Our society rejects the thought of ageing, refuse to accept that we won’t be young forever, that technology cannot (yet) make us to stay young for ever.

How can then we convince such a society about the importance of accessibility and inclusivity?

As long as accessibility will be connected with concepts and ideas that society itself is refusing to face, accessibility itself will be something not worthy to be even mentioned.

Why should an exclusivity based society care for inclusivity?

As in the Plato’s cave myth, society today looks at the shadows refusing to look in the direction of the sun.

We don’t want to include everyone because we want to be part of an exclusive elite.

As long as the rhetoric around accessibility won’t acknowledge the deep fracture between how accessibility is now required by law, regulations and standards, and how those laws, regulations and standards are simply making accessibility’s perception even worse.

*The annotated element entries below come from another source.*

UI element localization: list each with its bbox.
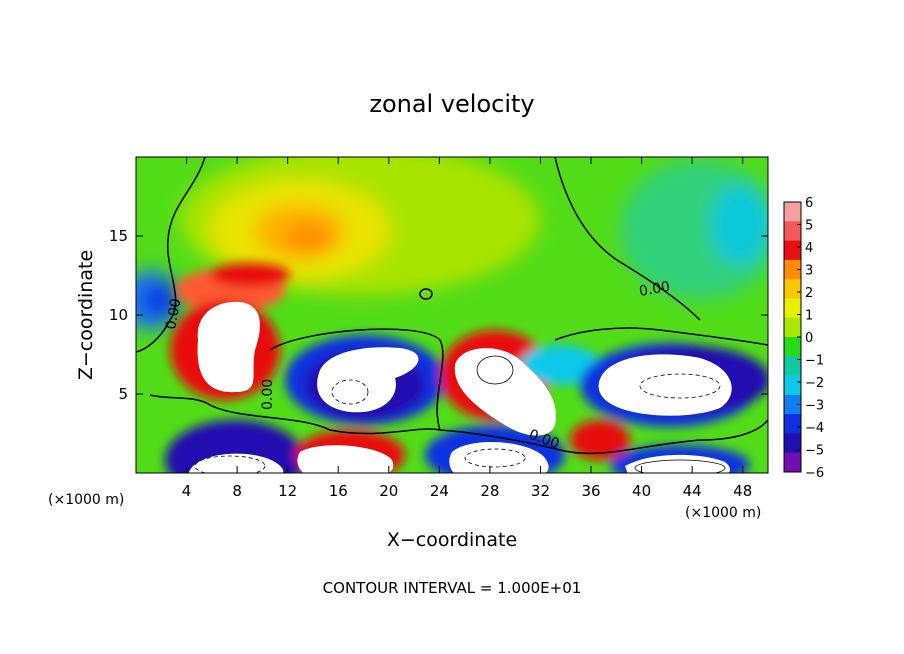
x-tick-label: 16 (329, 482, 348, 500)
x-tick-label: 36 (581, 482, 600, 500)
colorbar-tick-label: 3 (805, 264, 813, 279)
x-axis-unit-left: (×1000 m) (48, 492, 124, 508)
colorbar-tick-label: −5 (805, 444, 824, 459)
x-axis: 4 8 12 16 20 24 28 32 36 40 44 48 (182, 157, 752, 500)
colorbar-tick-label: 0 (805, 331, 813, 346)
x-tick-label: 28 (480, 482, 499, 500)
colorbar-swatch (784, 317, 801, 338)
colorbar: 6 5 4 3 2 1 0 −1 −2 −3 −4 −5 −6 (783, 196, 824, 481)
colorbar-swatch (784, 337, 801, 357)
colorbar-swatch (784, 433, 801, 454)
chart-title: zonal velocity (369, 90, 534, 118)
colorbar-swatch (784, 221, 801, 242)
colorbar-tick-label: −2 (805, 376, 824, 391)
colorbar-swatch (784, 375, 801, 396)
colorbar-tick-label: 2 (805, 286, 813, 301)
x-tick-label: 48 (733, 482, 752, 500)
x-tick-label: 32 (531, 482, 550, 500)
x-tick-label: 44 (683, 482, 702, 500)
y-axis: 5 10 15 (109, 227, 768, 403)
x-axis-label: X−coordinate (387, 529, 517, 551)
colorbar-swatch (784, 414, 801, 434)
colorbar-tick-label: −1 (805, 354, 824, 369)
contour-label: 0.00 (163, 297, 184, 330)
colorbar-tick-label: −3 (805, 399, 824, 414)
x-tick-label: 12 (278, 482, 297, 500)
colorbar-tick-label: 5 (805, 219, 813, 234)
y-tick-label: 15 (109, 227, 128, 245)
colorbar-swatch (784, 356, 801, 377)
y-axis-label: Z−coordinate (75, 250, 97, 380)
x-axis-unit-right: (×1000 m) (685, 505, 761, 521)
colorbar-tick-label: −6 (805, 466, 824, 481)
colorbar-swatch (784, 202, 801, 222)
colorbar-swatch (784, 298, 801, 319)
x-tick-label: 20 (379, 482, 398, 500)
contour-label: 0.00 (638, 279, 671, 300)
y-tick-label: 10 (109, 306, 128, 324)
colorbar-swatch (784, 452, 801, 473)
colorbar-tick-label: 1 (805, 309, 813, 324)
colorbar-swatch (784, 279, 801, 299)
contour-interval-note: CONTOUR INTERVAL = 1.000E+01 (323, 579, 582, 597)
colorbar-swatch (784, 259, 801, 280)
x-tick-label: 40 (632, 482, 651, 500)
x-tick-label: 24 (430, 482, 449, 500)
colorbar-tick-label: 4 (805, 241, 813, 256)
y-tick-label: 5 (118, 385, 128, 403)
colorbar-tick-label: 6 (805, 196, 813, 211)
x-tick-label: 8 (232, 482, 242, 500)
x-tick-label: 4 (182, 482, 192, 500)
colorbar-swatch (784, 394, 801, 415)
colorbar-tick-label: −4 (805, 421, 824, 436)
heatmap-field: 0.00 0.00 0.00 0.00 (136, 157, 768, 473)
contour-label: 0.00 (260, 379, 276, 410)
colorbar-swatch (784, 240, 801, 261)
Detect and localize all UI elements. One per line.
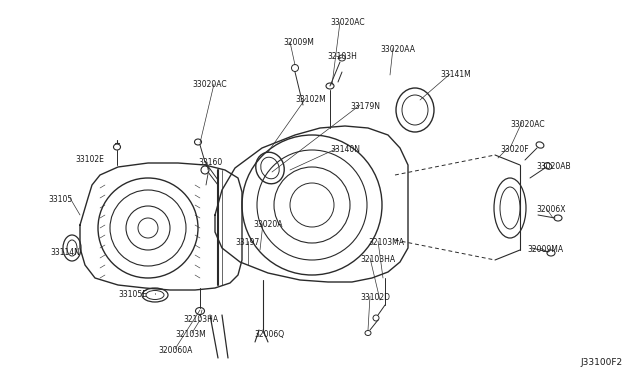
Text: 32006X: 32006X [536, 205, 566, 214]
Text: 32103M: 32103M [175, 330, 205, 339]
Text: 33020F: 33020F [500, 145, 529, 154]
Text: 32009MA: 32009MA [527, 245, 563, 254]
Ellipse shape [113, 144, 120, 150]
Text: 32103HA: 32103HA [360, 255, 395, 264]
Text: J33100F2: J33100F2 [580, 358, 622, 367]
Text: 32103HA: 32103HA [183, 315, 218, 324]
Text: 320060A: 320060A [158, 346, 193, 355]
Text: 33020A: 33020A [253, 220, 282, 229]
Text: 33105: 33105 [48, 195, 72, 204]
Text: 33197: 33197 [235, 238, 259, 247]
Text: 33114N: 33114N [50, 248, 80, 257]
Text: 33020AC: 33020AC [510, 120, 545, 129]
Text: 33020AA: 33020AA [380, 45, 415, 54]
Text: 33105E: 33105E [118, 290, 147, 299]
Text: 33141M: 33141M [440, 70, 471, 79]
Text: 33020AC: 33020AC [192, 80, 227, 89]
Text: 33102D: 33102D [360, 293, 390, 302]
Text: 33179N: 33179N [350, 102, 380, 111]
Text: 33140N: 33140N [330, 145, 360, 154]
Text: 32006Q: 32006Q [254, 330, 284, 339]
Text: 32103MA: 32103MA [368, 238, 404, 247]
Text: 33102E: 33102E [75, 155, 104, 164]
Text: 32009M: 32009M [283, 38, 314, 47]
Text: 33160: 33160 [198, 158, 222, 167]
Text: 33020AB: 33020AB [536, 162, 571, 171]
Text: 33102M: 33102M [295, 95, 326, 104]
Text: 32103H: 32103H [327, 52, 357, 61]
Text: 33020AC: 33020AC [330, 18, 365, 27]
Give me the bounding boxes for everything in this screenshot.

Slavery was not cancelled by laws: slavery was cancelled by enlightenment.

It’s culture that can change things, but in the culture of appearance and efficiency there’s no space to face our human decline.

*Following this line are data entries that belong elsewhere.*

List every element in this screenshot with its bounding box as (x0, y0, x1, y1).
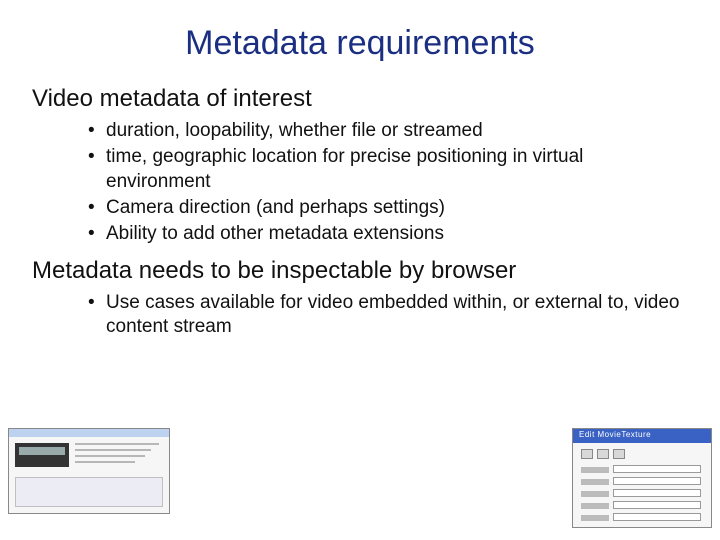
bullet-item: time, geographic location for precise po… (88, 145, 680, 194)
bullet-list-1: duration, loopability, whether file or s… (88, 119, 680, 247)
bullet-item: duration, loopability, whether file or s… (88, 119, 680, 143)
bullet-item: Camera direction (and perhaps settings) (88, 196, 680, 220)
thumbnail-webpage (8, 428, 170, 514)
section-heading-1: Video metadata of interest (32, 85, 680, 113)
bullet-item: Use cases available for video embedded w… (88, 291, 680, 340)
bullet-item: Ability to add other metadata extensions (88, 222, 680, 246)
bullet-list-2: Use cases available for video embedded w… (88, 291, 680, 340)
thumbnail-dialog: Edit MovieTexture (572, 428, 712, 528)
slide-title: Metadata requirements (40, 24, 680, 63)
thumbnail-dialog-title: Edit MovieTexture (579, 430, 651, 439)
slide: Metadata requirements Video metadata of … (0, 0, 720, 540)
section-heading-2: Metadata needs to be inspectable by brow… (32, 257, 680, 285)
thumbnail-row: Edit MovieTexture (0, 428, 720, 528)
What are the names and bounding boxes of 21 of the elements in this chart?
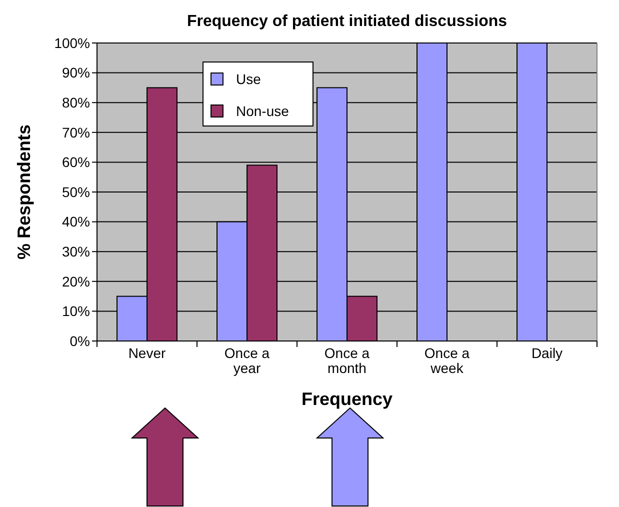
y-tick-label: 50% <box>62 184 90 200</box>
x-axis-title: Frequency <box>301 389 393 409</box>
y-tick-label: 70% <box>62 124 90 140</box>
x-tick-label: Once a week <box>424 345 470 376</box>
chart-title: Frequency of patient initiated discussions <box>186 13 508 30</box>
y-axis-title: % Respondents <box>14 124 34 260</box>
y-tick-label: 40% <box>62 214 90 230</box>
y-tick-label: 90% <box>62 64 90 81</box>
y-tick-label: 20% <box>62 273 90 290</box>
y-tick-label: 100% <box>54 34 90 51</box>
y-tick-label: 60% <box>62 154 90 170</box>
y-tick-label: 80% <box>62 94 90 110</box>
y-tick-label: 30% <box>62 244 90 260</box>
x-tick-label: Never <box>128 345 166 361</box>
legend-label: Use <box>236 70 262 87</box>
legend-label: Non-use <box>236 102 290 119</box>
x-tick-label: Daily <box>531 345 563 361</box>
y-tick-label: 10% <box>62 303 90 320</box>
x-tick-label: Once a year <box>224 345 270 376</box>
x-tick-label: Once a month <box>324 345 370 376</box>
y-tick-label: 0% <box>70 332 90 349</box>
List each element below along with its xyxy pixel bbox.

We need a cultural revolution or new ways to embed accessibility into the cultural framework we live in.

The crude truth is that we need it to fulfil the mission our age is called to fill: as actors of the information age we won’t be able to progress until information is not democratic and fit for all.

It’s about information fitness for devices, people and cultures.

It’s the rise of information democracy, of a new way to think accessibility not as a mere right to access information for others, but as the opportunity to be part of the exclusive historical moment we are all sharing and shaping together.

It’s counterproductive to remember everyone that we will all be old and impaired one day – and it is unfair towards accessibility itself.

Accessibility does much more than this: it enables content, experiences, ideas to travel through time, devices, people and cultures.

It’s not anymore accessibility, it’s information democracy and experience: Accessibility is the boat that can take us, our thoughts, our experiences into the future, into space and time and open new dimensions.

Stop calling it accessibility.

Stop focusing on human rights in an a age that is ashamed to face its limits and thinks poor of human rights.

Stop believing that a law, a policy or a standard is a solution.

All this rhetoric has wasted too much time: in 15 years hundreds of people have repeated the same story over and over and not enough has changed.

It’s time to change the story and reveal the truth about accessibility: it’s the key to new opportunities and new dimensions. Don’t call it accessibility anymore, call it information experience.

In the experience economy, information experience is the new, exclusive approach to get timeless, eternal and let our thoughts survive us. It’s a different way to promote democracy of information in a society that has proved unable to care enough for democracy.

It’s time to change the storytelling around accessibility to try to change the state of the art and bring information to everyone, everywhere, anytime.